The next port was Manta, Ecuador, where sights of tuna being unloaded from big fishing trawlers were everywhere. Mike & Sandy saw the hall where Ecuador's constitution was adopted, and some Panama hats being made. (Ecuador is actually the birthplace of the hats, not Panama - Who would have guessed?)

The first of two stops in Peru was the port near Lima, the capital, and then the ship moved on south to Pisco, Peru, which is the jumping-off point for excursions to landmarks such as the Galapagoes Islands and the Nazca Lines. Mike and Sandy took a boat out to the Ballestas Islands, part of an enormous Peruvian national park). The island has birds and sea creatures sort of like those on the Galapagoes Islands, but fewer and not so diverse a collection. They also saw the Candelabra, a huge figure cut into the rocky side of a hill, similar to, but smaller than the more widely known Nazca Lines, a collection of similar mysterious patterns cut into inland mountainsides.

Mike and Sandy had their fingers crossed as they headed towards Easter Island, since high seas prevent 7 out of 10 cruise ships from getting their tender boats to shore. The captain picked the best of 3 possible landing sites, and we made it -- although the trip both ways definitely qualified as "E-ticket rides."

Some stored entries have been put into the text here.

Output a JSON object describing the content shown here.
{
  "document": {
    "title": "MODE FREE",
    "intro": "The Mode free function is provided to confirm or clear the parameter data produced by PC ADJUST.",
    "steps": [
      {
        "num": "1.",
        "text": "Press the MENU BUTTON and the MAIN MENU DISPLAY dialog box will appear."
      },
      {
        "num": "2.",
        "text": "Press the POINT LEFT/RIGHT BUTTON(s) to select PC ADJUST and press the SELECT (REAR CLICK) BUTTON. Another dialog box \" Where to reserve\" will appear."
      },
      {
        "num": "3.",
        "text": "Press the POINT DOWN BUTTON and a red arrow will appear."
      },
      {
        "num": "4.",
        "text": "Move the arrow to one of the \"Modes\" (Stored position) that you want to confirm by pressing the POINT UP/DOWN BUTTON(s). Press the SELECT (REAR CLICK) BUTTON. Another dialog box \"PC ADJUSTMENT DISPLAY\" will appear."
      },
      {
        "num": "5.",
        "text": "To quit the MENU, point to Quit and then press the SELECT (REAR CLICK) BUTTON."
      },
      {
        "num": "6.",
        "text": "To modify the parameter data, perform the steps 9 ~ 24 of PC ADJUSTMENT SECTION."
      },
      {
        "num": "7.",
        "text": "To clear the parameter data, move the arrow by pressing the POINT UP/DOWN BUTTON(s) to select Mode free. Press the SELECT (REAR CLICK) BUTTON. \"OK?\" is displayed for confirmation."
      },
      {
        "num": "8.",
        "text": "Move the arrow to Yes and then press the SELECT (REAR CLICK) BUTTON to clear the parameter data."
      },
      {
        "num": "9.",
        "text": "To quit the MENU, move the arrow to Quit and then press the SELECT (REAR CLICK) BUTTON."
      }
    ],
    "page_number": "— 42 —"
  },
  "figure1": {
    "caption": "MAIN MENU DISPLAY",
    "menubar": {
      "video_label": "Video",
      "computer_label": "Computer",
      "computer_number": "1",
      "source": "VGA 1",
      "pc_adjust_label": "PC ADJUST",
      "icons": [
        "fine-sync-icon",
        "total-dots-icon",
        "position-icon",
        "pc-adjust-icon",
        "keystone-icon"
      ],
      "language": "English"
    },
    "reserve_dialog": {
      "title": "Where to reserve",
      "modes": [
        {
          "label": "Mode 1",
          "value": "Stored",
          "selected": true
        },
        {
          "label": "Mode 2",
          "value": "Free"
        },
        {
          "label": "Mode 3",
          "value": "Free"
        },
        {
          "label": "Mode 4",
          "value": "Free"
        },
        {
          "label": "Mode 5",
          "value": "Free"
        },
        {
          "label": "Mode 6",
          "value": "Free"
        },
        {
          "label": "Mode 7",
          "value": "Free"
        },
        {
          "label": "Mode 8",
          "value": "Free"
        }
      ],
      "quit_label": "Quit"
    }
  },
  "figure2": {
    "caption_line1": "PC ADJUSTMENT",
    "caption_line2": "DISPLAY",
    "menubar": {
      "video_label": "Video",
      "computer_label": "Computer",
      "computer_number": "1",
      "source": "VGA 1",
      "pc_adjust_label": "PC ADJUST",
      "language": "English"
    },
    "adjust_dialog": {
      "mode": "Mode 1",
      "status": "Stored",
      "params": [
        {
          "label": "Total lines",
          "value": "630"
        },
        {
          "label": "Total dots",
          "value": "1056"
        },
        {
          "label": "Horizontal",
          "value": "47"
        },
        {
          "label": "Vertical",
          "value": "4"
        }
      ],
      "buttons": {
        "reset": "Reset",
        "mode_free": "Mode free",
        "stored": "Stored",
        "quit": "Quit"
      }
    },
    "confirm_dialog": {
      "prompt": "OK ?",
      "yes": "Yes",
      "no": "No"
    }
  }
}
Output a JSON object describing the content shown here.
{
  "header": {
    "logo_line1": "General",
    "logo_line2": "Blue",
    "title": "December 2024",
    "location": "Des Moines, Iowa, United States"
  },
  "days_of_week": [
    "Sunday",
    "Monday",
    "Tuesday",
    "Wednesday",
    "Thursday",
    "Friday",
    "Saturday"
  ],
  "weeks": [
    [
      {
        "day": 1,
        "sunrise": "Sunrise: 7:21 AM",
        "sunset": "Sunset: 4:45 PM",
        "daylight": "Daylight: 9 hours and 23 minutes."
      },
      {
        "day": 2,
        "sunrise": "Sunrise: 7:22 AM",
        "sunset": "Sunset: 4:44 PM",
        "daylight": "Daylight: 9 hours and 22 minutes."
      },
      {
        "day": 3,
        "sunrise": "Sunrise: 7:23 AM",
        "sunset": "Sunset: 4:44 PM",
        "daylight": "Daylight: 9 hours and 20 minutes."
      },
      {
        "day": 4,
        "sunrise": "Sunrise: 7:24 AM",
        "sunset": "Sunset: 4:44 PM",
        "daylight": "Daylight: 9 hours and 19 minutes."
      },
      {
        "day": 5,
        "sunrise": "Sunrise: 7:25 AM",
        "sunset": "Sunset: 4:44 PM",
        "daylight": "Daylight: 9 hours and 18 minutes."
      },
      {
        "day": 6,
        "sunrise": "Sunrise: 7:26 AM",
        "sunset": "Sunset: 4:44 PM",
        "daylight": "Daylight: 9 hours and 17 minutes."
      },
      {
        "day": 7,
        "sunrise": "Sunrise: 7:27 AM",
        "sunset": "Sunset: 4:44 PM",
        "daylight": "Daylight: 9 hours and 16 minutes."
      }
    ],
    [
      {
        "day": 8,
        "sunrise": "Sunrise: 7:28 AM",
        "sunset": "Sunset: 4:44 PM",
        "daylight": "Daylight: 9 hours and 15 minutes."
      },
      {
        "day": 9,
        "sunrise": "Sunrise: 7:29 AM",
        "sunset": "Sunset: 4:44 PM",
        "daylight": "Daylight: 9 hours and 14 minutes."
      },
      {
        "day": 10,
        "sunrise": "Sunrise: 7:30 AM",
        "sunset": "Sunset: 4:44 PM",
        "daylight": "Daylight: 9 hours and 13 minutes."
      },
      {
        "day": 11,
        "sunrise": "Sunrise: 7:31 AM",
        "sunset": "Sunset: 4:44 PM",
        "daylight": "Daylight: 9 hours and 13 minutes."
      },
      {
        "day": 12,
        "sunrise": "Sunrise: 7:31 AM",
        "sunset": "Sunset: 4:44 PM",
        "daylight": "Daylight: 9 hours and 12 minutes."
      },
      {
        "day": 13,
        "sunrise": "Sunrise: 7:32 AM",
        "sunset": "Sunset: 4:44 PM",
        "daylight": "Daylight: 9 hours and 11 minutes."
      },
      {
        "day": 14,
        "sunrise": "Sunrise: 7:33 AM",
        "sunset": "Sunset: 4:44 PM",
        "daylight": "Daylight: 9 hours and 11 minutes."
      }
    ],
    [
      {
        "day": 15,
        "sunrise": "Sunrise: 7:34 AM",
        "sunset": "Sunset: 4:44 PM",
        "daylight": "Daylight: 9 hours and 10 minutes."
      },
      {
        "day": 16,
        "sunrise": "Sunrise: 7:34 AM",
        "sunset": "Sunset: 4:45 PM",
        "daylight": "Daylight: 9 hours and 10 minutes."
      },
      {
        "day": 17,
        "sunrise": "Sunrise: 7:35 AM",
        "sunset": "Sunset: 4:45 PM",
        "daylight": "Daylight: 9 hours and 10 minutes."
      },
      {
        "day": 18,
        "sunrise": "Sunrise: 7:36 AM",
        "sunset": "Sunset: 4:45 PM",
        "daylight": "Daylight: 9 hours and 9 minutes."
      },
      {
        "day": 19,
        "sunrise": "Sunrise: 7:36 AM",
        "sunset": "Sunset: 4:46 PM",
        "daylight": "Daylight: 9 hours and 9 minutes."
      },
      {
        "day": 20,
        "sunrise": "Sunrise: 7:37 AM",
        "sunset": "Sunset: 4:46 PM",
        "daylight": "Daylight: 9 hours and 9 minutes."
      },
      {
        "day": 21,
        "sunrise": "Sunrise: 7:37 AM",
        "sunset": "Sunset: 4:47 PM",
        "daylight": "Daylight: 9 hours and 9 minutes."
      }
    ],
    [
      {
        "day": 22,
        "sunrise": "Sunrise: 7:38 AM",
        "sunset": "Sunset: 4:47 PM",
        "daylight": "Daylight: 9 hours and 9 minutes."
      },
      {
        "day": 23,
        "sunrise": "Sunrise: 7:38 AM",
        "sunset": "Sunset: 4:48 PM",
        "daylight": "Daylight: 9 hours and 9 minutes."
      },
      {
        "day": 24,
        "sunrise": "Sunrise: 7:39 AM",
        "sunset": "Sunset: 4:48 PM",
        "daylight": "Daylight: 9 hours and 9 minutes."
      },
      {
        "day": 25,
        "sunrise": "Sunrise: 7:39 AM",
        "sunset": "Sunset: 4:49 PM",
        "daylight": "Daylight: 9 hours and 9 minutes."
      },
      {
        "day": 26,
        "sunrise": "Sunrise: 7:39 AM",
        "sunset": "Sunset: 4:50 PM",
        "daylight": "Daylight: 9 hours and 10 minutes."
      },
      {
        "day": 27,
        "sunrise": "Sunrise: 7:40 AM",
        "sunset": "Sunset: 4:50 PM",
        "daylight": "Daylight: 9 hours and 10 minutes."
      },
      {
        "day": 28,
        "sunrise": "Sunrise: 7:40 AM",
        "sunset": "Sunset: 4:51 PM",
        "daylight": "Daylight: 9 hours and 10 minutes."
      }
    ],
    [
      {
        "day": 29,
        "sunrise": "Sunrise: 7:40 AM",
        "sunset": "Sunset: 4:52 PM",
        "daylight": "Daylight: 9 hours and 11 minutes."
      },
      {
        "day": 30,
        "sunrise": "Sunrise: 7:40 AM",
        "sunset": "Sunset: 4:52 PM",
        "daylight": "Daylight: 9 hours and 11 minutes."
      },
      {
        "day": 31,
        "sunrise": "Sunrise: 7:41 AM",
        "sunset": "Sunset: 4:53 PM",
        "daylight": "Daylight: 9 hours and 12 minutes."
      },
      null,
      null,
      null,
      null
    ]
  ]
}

Easter Island is one of the strangest spots in the world, with its giant stone statues. Little is known of the people who lived there, and exactly why they quarried and carved these enormous and heavy figures (although some sort of ancestor worship is a popular theory). We visited several sites where statues have been restored to their original positions by archeologists -- earthquakes, tsunamis, and local warfare had toppled many of the statues off their bases.)

We also visited the quarry, where we saw many unfinished statues. The first carving was apparently done in the side of the mountain, with the statue lying on its back. Later it was cut away from the mountain side, raised upright, and more details carved. The eyes were placed only when the statue had been placed on its final platform.

Exactly how the islanders got these statues from the quarry to the shorelines of the island, and then stood them up (the larger ones weigh almost 100 tons!), a feat akin to the building of the pyramids in Egypt, is the subject of much scholarly debate.

We had the priviledge of being guided around Easter Island by a young woman whose grandfather was one of the first archeologists to work on the island.